You can see the evidence for yourself right here on the official Website of the Washington State Secretary of State’s Office in Olympia. For the fiscal year ended December 31, 2010, the charity, which lists an address in suburban Auburn, raised $40,957 and spent not even one dime on program services, as charitable efforts are called. Looking at the charity’s tax return for that year, it appears that $33,361–82% of the money raised–went to an outside paid fundraiser. The rest, I guess, stayed in a bank account somewhere.
And not just any outside paid fundraiser, but one I know a little bit about: Associated Community Services, of Southfield, Mich. As I wrote here in April, ACS was the fundraiser in cold-calling efforts around Seattle on behalf of something called the United States Armed Forces Association. I figured that only 25% of the money went to anything charitable, with the rest going to fundraising and overhead–mainly fundraising. Charity watchdogs think a charitable commitment below 65% is lousy.
The call I received on behalf of the Vietnam Veterans group came in during last night’s broadcast vice presidential debate, maybe a good time to find people at home but maybe not such a good time to ask for money. Like the call I received in April from the Armed Forces Association, the caller was actually some kind of interactive computer-guided voice robot, this time going by the name of Scott. I asked several times for Scott’s last name, but never got it. Following the usual m.o., Scott pressed me to commit to a pledge before sending me literature. I declined, and he/it eventually gave up, allowing me to return to the Joe and Paul boxing match on the tube.
As always, I invite the posting below of comments from interested parties.

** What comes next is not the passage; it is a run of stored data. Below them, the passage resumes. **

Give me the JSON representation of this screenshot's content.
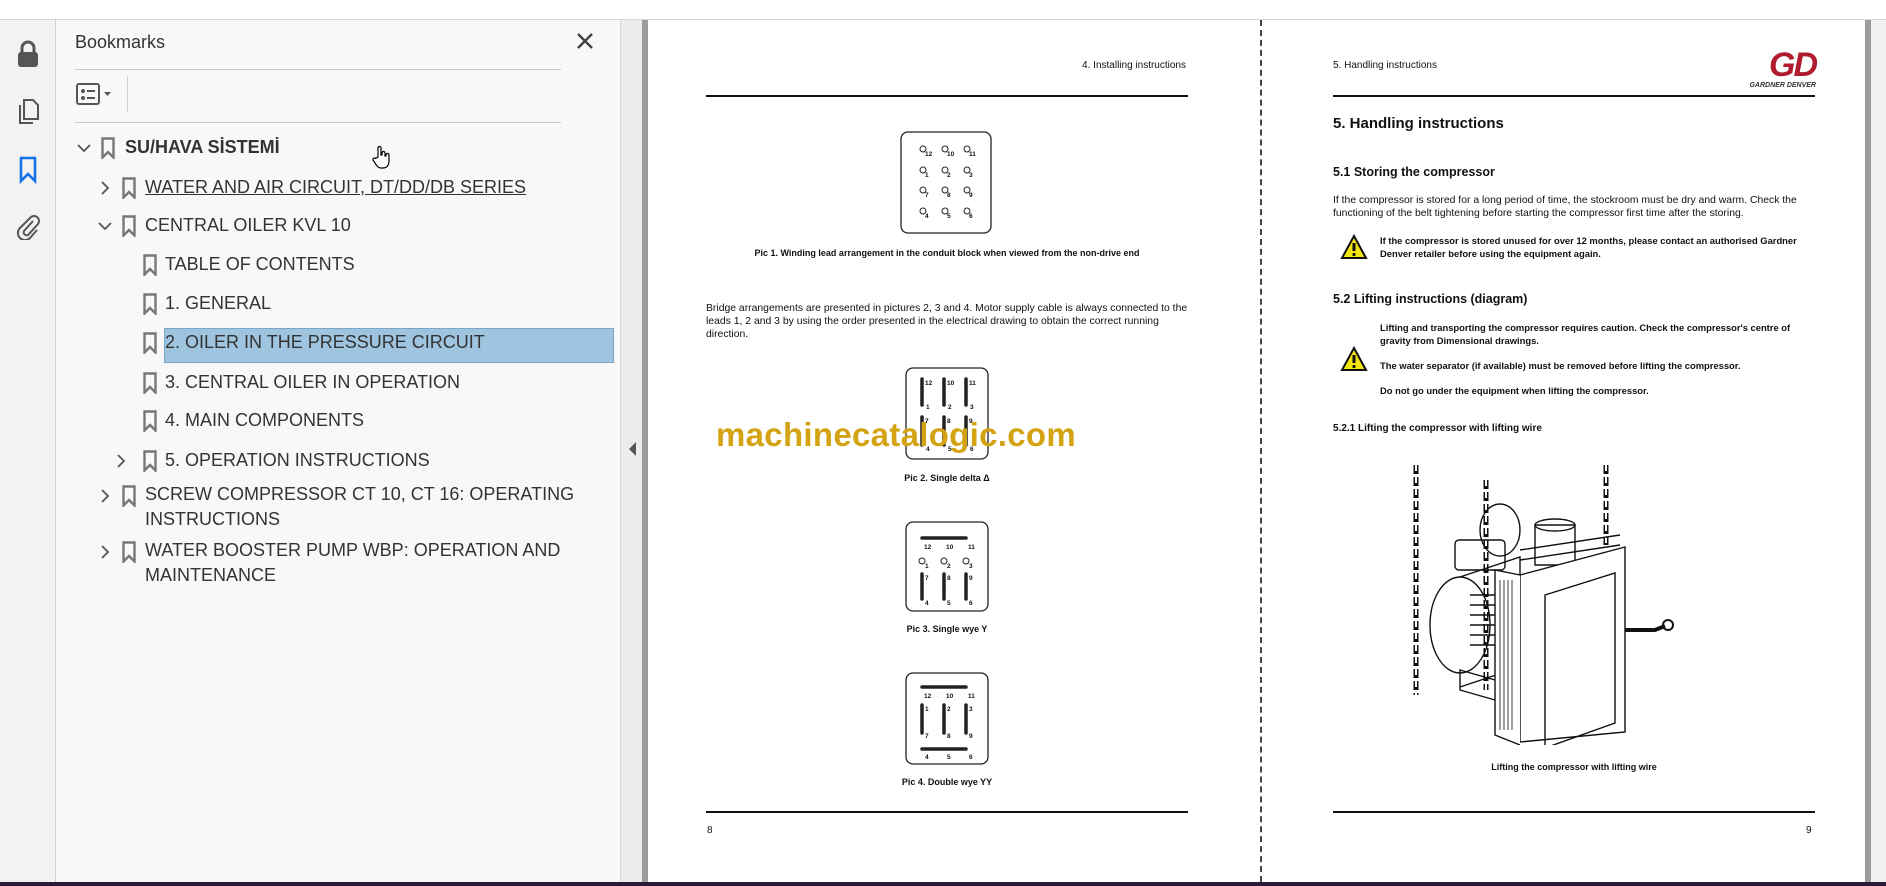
{
  "bookmarks_panel": {
    "title": "Bookmarks",
    "tree": [
      {
        "label": "SU/HAVA SİSTEMİ",
        "expanded": true
      },
      {
        "label": "WATER AND AIR CIRCUIT, DT/DD/DB SERIES",
        "expanded": false
      },
      {
        "label": "CENTRAL OILER KVL 10",
        "expanded": true
      },
      {
        "label": "TABLE OF CONTENTS"
      },
      {
        "label": "1. GENERAL"
      },
      {
        "label": "2. OILER IN THE PRESSURE CIRCUIT",
        "selected": true
      },
      {
        "label": "3. CENTRAL OILER IN OPERATION"
      },
      {
        "label": "4. MAIN COMPONENTS"
      },
      {
        "label": "5. OPERATION INSTRUCTIONS",
        "expanded": false
      },
      {
        "label_lines": [
          "SCREW COMPRESSOR CT 10, CT 16: OPERATING",
          "INSTRUCTIONS"
        ],
        "expanded": false
      },
      {
        "label_lines": [
          "WATER BOOSTER PUMP WBP: OPERATION AND",
          "MAINTENANCE"
        ],
        "expanded": false
      }
    ]
  },
  "page_left": {
    "header": "4. Installing instructions",
    "pic1_caption": "Pic 1. Winding lead arrangement in the conduit block when viewed from the non-drive end",
    "paragraph": "Bridge arrangements are presented in pictures 2, 3 and 4. Motor supply cable is always connected to the leads 1, 2 and 3 by using the order presented in the electrical drawing to obtain the correct running direction.",
    "pic2_caption": "Pic 2. Single delta Δ",
    "pic3_caption": "Pic 3. Single wye Y",
    "pic4_caption": "Pic 4. Double wye YY",
    "pin_rows": [
      [
        "12",
        "10",
        "11"
      ],
      [
        "1",
        "2",
        "3"
      ],
      [
        "7",
        "8",
        "9"
      ],
      [
        "4",
        "5",
        "6"
      ]
    ],
    "page_number": "8"
  },
  "watermark": "machinecatalogic.com",
  "page_right": {
    "header": "5. Handling instructions",
    "logo_text": "GD",
    "logo_subtext": "GARDNER DENVER",
    "h1": "5. Handling instructions",
    "s51_title": "5.1 Storing the compressor",
    "s51_text": "If the compressor is stored for a long period of time, the stockroom must be dry and warm. Check the functioning of the belt tightening before starting the compressor first time after the storing.",
    "s51_warning": "If the compressor is stored unused for over 12 months, please contact an authorised Gardner Denver retailer before using the equipment again.",
    "s52_title": "5.2 Lifting instructions (diagram)",
    "s52_warning1": "Lifting and transporting the compressor requires caution. Check the compressor's centre of gravity from Dimensional drawings.",
    "s52_warning2": "The water separator (if available) must be removed before lifting the compressor.",
    "s52_warning3": "Do not go under the equipment when lifting the compressor.",
    "s521_title": "5.2.1 Lifting the compressor with lifting wire",
    "figure_caption": "Lifting the compressor with lifting wire",
    "page_number": "9"
  },
  "colors": {
    "accent": "#1473e6",
    "selection": "#9fc4e0",
    "watermark": "#d4a314",
    "logo": "#b01c2e"
  }
}
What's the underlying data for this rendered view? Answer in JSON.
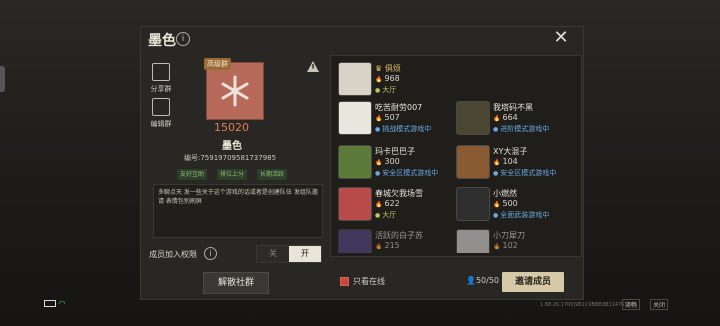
{
  "header": {
    "title": "墨色",
    "info_icon": "info-icon",
    "close_icon": "close-icon"
  },
  "sidebar_tools": [
    {
      "label": "分享群",
      "icon": "share-icon"
    },
    {
      "label": "编辑群",
      "icon": "edit-icon"
    }
  ],
  "group": {
    "badge": "高级群",
    "score": "15020",
    "name": "墨色",
    "id": "编号:75919709581737985",
    "tags": [
      "友好互助",
      "排位上分",
      "长期活跃"
    ],
    "description": "多聊点天 发一些关于这个游戏的话或者是创建队伍 发组队邀请   表情包别刷屏"
  },
  "permissions": {
    "label": "成员加入权限",
    "off": "关",
    "on": "开"
  },
  "dissolve_label": "解散社群",
  "members": [
    {
      "name": "俱烦",
      "hot": "968",
      "status": "大厅",
      "status_color": "green",
      "crown": true
    },
    {
      "name": "吃苦耐劳007",
      "hot": "507",
      "status": "挑战模式游戏中",
      "status_color": "blue"
    },
    {
      "name": "我塔码不黑",
      "hot": "664",
      "status": "进阶模式游戏中",
      "status_color": "blue"
    },
    {
      "name": "玛卡巴巴子",
      "hot": "300",
      "status": "安全区模式游戏中",
      "status_color": "blue"
    },
    {
      "name": "XY大混子",
      "hot": "104",
      "status": "安全区模式游戏中",
      "status_color": "blue"
    },
    {
      "name": "春城欠我场雪",
      "hot": "622",
      "status": "大厅",
      "status_color": "green"
    },
    {
      "name": "小燃然",
      "hot": "500",
      "status": "全面武装游戏中",
      "status_color": "blue"
    },
    {
      "name": "活跃的白子苏",
      "hot": "215",
      "status": "",
      "status_color": "blue"
    },
    {
      "name": "小刀犀刀",
      "hot": "102",
      "status": "",
      "status_color": "blue"
    }
  ],
  "footer": {
    "only_online": "只看在线",
    "count": "50/50",
    "invite": "邀请成员"
  },
  "system": {
    "version": "1.88.26.1700|9B1C9BBB3B11476166",
    "btn1": "流畅",
    "btn2": "关闭"
  },
  "colors": {
    "accent": "#e37b58",
    "invite_bg": "#d6c9a8",
    "status_blue": "#6aa8e0",
    "status_green": "#b8c860"
  }
}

Although not reflected in the data on the Secretary of State’s website, Vietnam Veterans of Washington State also filed a tax return for 2011, downloadable elsewhere. It shows that $40,079 was raised in contributions that year, and that $9,000 of the $38,446 spent was paid out in charitable grants. At first blush that suggests a charitable commitment ratio of 23%, which stinks but at least is higher than 0% (or the 0.4% I reckoned recently for another charity prospecting in Seattle).
But then I read the back pages of the tax return. That $9,000 in grants went to the very same address in Auburn! (By the way, a Google Maps search suggests it is a private residence, but, patriotic donors will be happy to know, one with a flagpole in the front yard.)
According to the return, the $9,000 went to “Washington State Council of the Vietnam Veterans of America, Office of the Book Keeper” [sic] to support stuff including operations of centers to help veterans apply for benefits. The official site in Olympia says “Washington State Council of Vietnam Veterans of America” is “not registered” in Washington State and hasn’t been so since 2003. I sort of doubt it is registered anywhere else, either. All that, plus the clear suggestion of no arm’s-length dealings and the normal custom that accounting is considered overhead, makes me think that again 0% was spent in 2011 on program services as the concept is normally defined.
UPDATE ON JANUARY 30, 2013: The website of the Washington State Secretary of State’s Office now reflects the 2011 data showing a charitable commitment ratio of 23%, just as I calculated in the post. But since that is based on a $9,000 grant going to the bookkeeper, I still think the true figure is 0%.